Jammu and Kashmir High Court on Wednesday dismissed a Public Interest Litigation by Kashmir lawyers Body, seeking a total ban on pellet guns as a means of crowd control and prosecution of those responsible for using the munitions during 2016 unrest in Jammu and Kashmir.
So far as the constitutional tort was concerned, a division bench of Justices Ali Mohammad Magrey and Dhiraj Singh Thakur held that the government has fulfilled its obligation inasmuch as they have made ex-gratia payments to “most of the injured persons.”
The PIL was filed before the high court in 2016 by J&K High Court Bar Association, seeking a stay on the use of pellet guns as a large number of people had been killed or injured due to its use. Subsequently, the high court dismissed the plea on 21 September 2016 following which lawyers’ body challenged the ‘interim order’ before the Supreme Court on the ground that the Centre had already constituted a Committee of Experts through its Memorandum dated July 26, 2016, for exploring alternatives to pellet guns. When the matter came up for hearing on December 14, 2016, the Supreme Court had observed that pellet guns should not be used “indiscriminately” for controlling street protests in Jammu and Kashmir and be resorted to only after “proper application of mind” by the authorities.
Last year, the top court referred the matter back to the high court.
“So far as the first and the second prayers made in the petition are concerned, the Court has already recorded a finding in its order dated 21.09.2016, particularly in paras 22 to 27 thereof, quoted hereinabove,” the high court said.
In the first and second prayer, the lawyers’ body had sought that the Court prohibit use of 12-Bore Pellet Guns for crowd control in J&K and that Security Force officers and personnel, who had used Pellet Guns on protesters and non-protesters with effect from 08.07.2016 may be directed to be prosecuted for having caused injuries to people.
In paras 22 to 27 of the order September 21 order, the court, according to GNS, had said: “It is manifest that so long as there is violence by unruly mobs, use of force is inevitable.

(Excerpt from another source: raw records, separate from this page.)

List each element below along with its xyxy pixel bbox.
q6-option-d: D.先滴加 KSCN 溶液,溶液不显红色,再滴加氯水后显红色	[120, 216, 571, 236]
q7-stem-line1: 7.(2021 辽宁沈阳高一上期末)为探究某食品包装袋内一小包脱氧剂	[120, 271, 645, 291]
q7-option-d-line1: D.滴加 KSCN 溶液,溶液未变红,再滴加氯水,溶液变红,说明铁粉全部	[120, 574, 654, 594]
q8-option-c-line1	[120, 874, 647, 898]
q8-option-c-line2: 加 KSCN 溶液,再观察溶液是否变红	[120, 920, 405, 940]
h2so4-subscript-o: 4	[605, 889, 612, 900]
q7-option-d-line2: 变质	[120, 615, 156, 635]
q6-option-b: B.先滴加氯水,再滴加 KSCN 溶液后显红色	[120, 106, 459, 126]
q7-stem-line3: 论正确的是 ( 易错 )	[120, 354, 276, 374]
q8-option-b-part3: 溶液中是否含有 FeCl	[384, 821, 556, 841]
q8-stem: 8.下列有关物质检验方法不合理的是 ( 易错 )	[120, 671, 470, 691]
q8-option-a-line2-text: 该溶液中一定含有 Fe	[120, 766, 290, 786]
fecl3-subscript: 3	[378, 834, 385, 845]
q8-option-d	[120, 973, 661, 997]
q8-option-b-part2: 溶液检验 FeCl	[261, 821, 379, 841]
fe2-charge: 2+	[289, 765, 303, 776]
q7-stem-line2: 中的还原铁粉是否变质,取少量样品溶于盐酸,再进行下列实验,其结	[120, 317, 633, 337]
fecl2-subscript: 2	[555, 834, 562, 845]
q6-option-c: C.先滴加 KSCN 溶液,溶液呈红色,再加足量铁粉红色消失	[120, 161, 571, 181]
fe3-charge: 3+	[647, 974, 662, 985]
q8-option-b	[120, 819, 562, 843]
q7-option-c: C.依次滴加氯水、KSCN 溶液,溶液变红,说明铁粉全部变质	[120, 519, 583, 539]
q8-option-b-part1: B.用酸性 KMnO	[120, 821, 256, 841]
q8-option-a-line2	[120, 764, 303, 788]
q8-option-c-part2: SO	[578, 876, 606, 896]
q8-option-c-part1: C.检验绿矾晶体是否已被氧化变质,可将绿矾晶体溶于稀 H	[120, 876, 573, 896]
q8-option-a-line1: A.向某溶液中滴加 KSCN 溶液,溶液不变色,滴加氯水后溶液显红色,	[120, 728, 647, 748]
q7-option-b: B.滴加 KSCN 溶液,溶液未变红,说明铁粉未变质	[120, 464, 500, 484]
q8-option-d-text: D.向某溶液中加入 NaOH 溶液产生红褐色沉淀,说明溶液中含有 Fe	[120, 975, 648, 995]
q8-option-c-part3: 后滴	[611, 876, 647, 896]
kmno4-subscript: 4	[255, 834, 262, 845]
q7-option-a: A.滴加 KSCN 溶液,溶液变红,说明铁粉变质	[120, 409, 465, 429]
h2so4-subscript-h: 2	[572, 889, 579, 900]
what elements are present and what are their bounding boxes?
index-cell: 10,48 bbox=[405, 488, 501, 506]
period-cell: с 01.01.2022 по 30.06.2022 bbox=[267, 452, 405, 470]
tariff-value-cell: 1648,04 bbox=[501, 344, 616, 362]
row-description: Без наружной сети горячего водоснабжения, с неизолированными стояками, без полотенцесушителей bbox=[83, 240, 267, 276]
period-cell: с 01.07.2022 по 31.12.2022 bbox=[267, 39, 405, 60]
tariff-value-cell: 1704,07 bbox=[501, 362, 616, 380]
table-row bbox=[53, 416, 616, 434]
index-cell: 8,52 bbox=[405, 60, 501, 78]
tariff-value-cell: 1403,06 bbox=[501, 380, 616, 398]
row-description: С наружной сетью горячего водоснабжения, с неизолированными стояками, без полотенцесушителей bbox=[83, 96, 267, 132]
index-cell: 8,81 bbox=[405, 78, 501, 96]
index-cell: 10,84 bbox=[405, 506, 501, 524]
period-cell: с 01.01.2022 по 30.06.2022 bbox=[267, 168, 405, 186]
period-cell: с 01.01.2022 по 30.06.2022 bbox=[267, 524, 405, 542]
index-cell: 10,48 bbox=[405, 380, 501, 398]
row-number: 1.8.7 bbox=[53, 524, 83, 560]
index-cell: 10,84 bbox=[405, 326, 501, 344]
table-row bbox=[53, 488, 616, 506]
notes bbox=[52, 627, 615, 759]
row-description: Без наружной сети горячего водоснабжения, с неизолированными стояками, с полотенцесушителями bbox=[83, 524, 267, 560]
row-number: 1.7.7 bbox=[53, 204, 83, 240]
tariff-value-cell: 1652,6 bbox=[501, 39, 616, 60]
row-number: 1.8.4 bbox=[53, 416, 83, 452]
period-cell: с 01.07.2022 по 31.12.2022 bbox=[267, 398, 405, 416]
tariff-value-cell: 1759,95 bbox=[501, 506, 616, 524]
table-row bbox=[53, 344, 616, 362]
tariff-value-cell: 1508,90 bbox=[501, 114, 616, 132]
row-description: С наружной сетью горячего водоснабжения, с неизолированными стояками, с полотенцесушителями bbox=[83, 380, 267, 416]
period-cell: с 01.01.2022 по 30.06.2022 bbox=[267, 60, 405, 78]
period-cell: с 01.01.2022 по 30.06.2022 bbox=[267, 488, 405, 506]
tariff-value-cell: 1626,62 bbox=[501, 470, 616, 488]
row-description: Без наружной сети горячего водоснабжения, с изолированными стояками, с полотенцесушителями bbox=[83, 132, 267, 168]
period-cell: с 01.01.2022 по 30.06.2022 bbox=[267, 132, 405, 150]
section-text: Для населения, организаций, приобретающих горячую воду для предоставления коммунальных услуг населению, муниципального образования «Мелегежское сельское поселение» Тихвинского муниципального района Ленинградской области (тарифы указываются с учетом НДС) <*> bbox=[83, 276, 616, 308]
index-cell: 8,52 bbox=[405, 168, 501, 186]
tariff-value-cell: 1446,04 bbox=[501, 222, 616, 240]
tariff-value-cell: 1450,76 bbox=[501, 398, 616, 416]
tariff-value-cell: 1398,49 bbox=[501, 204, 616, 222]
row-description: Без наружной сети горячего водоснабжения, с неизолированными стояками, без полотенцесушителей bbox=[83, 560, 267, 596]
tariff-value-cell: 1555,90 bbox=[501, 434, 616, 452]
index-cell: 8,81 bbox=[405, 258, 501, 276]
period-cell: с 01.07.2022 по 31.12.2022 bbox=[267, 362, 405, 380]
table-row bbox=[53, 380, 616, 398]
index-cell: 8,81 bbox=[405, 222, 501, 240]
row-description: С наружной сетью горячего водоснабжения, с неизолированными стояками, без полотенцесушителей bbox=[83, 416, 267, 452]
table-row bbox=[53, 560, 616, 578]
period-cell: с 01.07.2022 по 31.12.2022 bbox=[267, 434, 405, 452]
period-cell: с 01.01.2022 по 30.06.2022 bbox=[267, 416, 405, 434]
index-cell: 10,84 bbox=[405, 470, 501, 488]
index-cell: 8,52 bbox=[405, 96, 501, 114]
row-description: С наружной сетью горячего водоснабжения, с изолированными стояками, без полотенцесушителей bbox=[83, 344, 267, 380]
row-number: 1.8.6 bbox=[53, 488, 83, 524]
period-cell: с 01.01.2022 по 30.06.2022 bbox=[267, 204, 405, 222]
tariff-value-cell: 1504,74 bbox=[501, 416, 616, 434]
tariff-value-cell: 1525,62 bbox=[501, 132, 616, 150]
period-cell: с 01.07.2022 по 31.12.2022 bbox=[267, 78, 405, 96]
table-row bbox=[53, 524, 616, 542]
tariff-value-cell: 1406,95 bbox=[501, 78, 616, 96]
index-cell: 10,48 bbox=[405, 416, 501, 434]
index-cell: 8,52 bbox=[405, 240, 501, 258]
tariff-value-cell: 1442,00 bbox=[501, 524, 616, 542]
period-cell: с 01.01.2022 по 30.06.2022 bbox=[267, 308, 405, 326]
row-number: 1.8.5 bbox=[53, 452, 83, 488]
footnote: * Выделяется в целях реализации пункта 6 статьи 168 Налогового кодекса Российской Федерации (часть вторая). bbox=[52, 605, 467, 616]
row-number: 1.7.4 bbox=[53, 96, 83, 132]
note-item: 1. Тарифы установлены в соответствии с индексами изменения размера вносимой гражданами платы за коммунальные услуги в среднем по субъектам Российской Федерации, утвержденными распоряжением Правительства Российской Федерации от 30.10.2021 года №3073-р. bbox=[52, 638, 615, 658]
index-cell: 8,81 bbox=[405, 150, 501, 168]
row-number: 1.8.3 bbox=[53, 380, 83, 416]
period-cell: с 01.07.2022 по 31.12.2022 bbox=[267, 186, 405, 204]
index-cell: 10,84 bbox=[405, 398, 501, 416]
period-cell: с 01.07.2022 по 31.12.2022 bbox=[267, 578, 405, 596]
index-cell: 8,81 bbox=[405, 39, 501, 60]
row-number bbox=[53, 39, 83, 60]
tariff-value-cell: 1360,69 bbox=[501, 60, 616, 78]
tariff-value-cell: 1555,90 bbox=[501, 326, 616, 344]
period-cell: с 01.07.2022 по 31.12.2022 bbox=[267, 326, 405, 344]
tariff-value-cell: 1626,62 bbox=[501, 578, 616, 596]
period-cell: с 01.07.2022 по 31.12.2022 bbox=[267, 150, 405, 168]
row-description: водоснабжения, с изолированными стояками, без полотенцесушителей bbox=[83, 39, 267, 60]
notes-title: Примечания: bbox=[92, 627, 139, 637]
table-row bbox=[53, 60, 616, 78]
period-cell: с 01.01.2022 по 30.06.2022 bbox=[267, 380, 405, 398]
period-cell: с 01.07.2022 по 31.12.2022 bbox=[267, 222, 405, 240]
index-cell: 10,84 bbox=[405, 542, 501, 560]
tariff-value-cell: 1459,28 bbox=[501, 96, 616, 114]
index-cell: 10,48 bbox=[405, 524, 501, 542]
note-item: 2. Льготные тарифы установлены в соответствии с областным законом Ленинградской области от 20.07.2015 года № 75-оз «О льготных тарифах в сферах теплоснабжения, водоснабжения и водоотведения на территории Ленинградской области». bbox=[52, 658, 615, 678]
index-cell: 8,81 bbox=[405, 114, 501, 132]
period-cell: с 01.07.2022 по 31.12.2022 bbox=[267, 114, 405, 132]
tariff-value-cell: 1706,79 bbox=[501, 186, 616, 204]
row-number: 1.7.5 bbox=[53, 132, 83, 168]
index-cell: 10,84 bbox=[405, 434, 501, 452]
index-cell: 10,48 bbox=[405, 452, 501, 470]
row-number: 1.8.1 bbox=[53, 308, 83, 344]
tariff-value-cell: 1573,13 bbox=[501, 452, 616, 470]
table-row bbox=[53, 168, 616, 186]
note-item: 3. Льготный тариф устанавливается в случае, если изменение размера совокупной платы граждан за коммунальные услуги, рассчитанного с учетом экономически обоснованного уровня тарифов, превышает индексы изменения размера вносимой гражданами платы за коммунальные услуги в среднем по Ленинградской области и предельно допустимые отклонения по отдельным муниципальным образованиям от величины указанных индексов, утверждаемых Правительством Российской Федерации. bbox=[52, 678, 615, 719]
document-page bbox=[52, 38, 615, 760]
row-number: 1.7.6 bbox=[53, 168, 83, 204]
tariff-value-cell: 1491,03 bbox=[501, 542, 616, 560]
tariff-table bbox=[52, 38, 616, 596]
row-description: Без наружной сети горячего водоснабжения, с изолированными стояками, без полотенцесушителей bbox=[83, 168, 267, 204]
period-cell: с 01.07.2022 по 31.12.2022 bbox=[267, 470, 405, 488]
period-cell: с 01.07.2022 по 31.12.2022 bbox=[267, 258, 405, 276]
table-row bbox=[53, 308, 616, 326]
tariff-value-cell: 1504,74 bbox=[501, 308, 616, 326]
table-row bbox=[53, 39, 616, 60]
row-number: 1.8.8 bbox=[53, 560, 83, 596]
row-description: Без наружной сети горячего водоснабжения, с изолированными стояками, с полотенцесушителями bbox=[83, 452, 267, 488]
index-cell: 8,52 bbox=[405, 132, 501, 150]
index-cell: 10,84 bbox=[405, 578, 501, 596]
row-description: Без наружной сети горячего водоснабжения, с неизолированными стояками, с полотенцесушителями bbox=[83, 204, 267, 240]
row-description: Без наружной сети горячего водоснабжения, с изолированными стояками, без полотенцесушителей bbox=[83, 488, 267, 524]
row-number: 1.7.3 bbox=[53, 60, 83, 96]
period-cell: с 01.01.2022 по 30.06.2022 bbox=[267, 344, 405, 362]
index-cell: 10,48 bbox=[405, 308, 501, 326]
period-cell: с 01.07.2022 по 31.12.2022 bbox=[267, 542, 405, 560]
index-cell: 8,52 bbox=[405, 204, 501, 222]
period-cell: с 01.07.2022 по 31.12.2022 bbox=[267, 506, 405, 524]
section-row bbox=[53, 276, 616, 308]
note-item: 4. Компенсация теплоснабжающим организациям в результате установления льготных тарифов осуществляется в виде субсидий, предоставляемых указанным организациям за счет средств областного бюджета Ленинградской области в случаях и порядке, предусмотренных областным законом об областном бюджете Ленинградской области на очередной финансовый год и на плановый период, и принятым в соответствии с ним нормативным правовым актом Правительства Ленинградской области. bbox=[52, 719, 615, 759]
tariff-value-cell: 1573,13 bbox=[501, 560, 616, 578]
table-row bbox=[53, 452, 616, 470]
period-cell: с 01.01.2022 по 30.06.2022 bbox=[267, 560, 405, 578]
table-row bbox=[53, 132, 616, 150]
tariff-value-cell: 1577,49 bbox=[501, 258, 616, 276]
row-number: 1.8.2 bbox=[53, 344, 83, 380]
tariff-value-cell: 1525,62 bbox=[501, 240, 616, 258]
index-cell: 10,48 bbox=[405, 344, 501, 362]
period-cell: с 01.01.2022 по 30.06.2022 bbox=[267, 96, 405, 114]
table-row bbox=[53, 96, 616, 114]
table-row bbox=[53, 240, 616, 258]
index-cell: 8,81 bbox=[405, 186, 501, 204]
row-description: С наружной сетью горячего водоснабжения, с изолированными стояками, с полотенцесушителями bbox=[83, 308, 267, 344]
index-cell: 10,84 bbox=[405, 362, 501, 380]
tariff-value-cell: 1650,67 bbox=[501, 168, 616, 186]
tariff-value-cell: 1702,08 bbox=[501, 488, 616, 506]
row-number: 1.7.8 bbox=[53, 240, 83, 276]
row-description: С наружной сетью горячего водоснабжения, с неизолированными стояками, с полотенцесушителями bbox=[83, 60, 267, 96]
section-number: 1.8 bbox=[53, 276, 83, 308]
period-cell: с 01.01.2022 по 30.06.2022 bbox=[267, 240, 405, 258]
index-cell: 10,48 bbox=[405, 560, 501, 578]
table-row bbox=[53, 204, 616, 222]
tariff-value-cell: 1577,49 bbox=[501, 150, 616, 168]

What kind of force has to be used at the relevant point of time or in a given situation/place has to be decided by the persons in charge of the place where the attack is happening”.
It had added: “… Having regard to the ground situation prevailing as of now and the fact that Government of India, Ministry of Home Affairs has already constituted a Committee of Experts through its Memorandum dated 26.07.2016 for exploring other alternatives to Pellet Guns, before filing the report by the Expert Committee and a decision was taken at the Government level, we are not inclined to prohibit the use of Pellet Guns in rare and extreme situations.”
Regarding the prosecution, the court had said: “the same cannot be considered in the writ petition as no findings of the use of excessive force, violating the guidelines issued in the SOP, have been recorded by any fact-finding authority…. Hence the persons alleging use of excessive force, due to which death or injury has occurred, can very well approach the appropriate forum to establish the same and seek redressal.”
Meanwhile, regarding compensation to the injured persons, the division bench said: “We are of the opinion that so far as the constitutional tort is concerned, the State has fulfilled its obligation, inasmuch as they have made ex-gratia payments to most of the injured persons.”
The Divisional Commissioner, Kashmir had submitted a list of persons who had been injured during the period in question, and stated that the Government in the Home Department, vide Government orders dated 05.01.2018 and 26.02.2018, accorded sanction to the payment of Rs.0.75 lakh to 54 persons who had suffered permanent disablement and Rs.0.50 lakh in favour of 10 persons who had suffered partial disablement.
With respect to the remaining, the court said, it is categorically stated (by the officials) that their cases shall be decided in tune with the Government policy in that behalf in due course of time.
“We think that in the event any individual person feels that he has not been adequately compensated commensurate with the injury he had suffered, nothing can come in his way to claim such compensation as he may wish from the State under the private law in an action based on tort through a suit instituted in a court of competent jurisdiction,” the court said, adding, “This Court in this PIL, in its jurisdiction under Article 226 of the Constitution of India, cannot grant a relief to the satisfaction of every such individual allegedly injured in police action, especially so when there is a finding recorded by the Court in its order dated 21.09.2016 that almost every day, in the guise of protests, the security personnel, their camps and Police Stations were targeted by unruly crowds, and that, if the protest is not peaceful and the security persons are attacked by huge and violent mobs, they have to necessarily use force in their self-defence and for protecting public property.”
Strictly speaking, the court said, it is not a case where compensation is being sought or claimed for wrongdoing of any security force personnel, or for violating any fundamental right of any citizen by them, but for discharge of public duty by such security force personnel who were being attacked by violent mobs during the relevant period. “In any case, since the Government has discharged its obligation, nothing more needs to be done in this PIL,” the court added.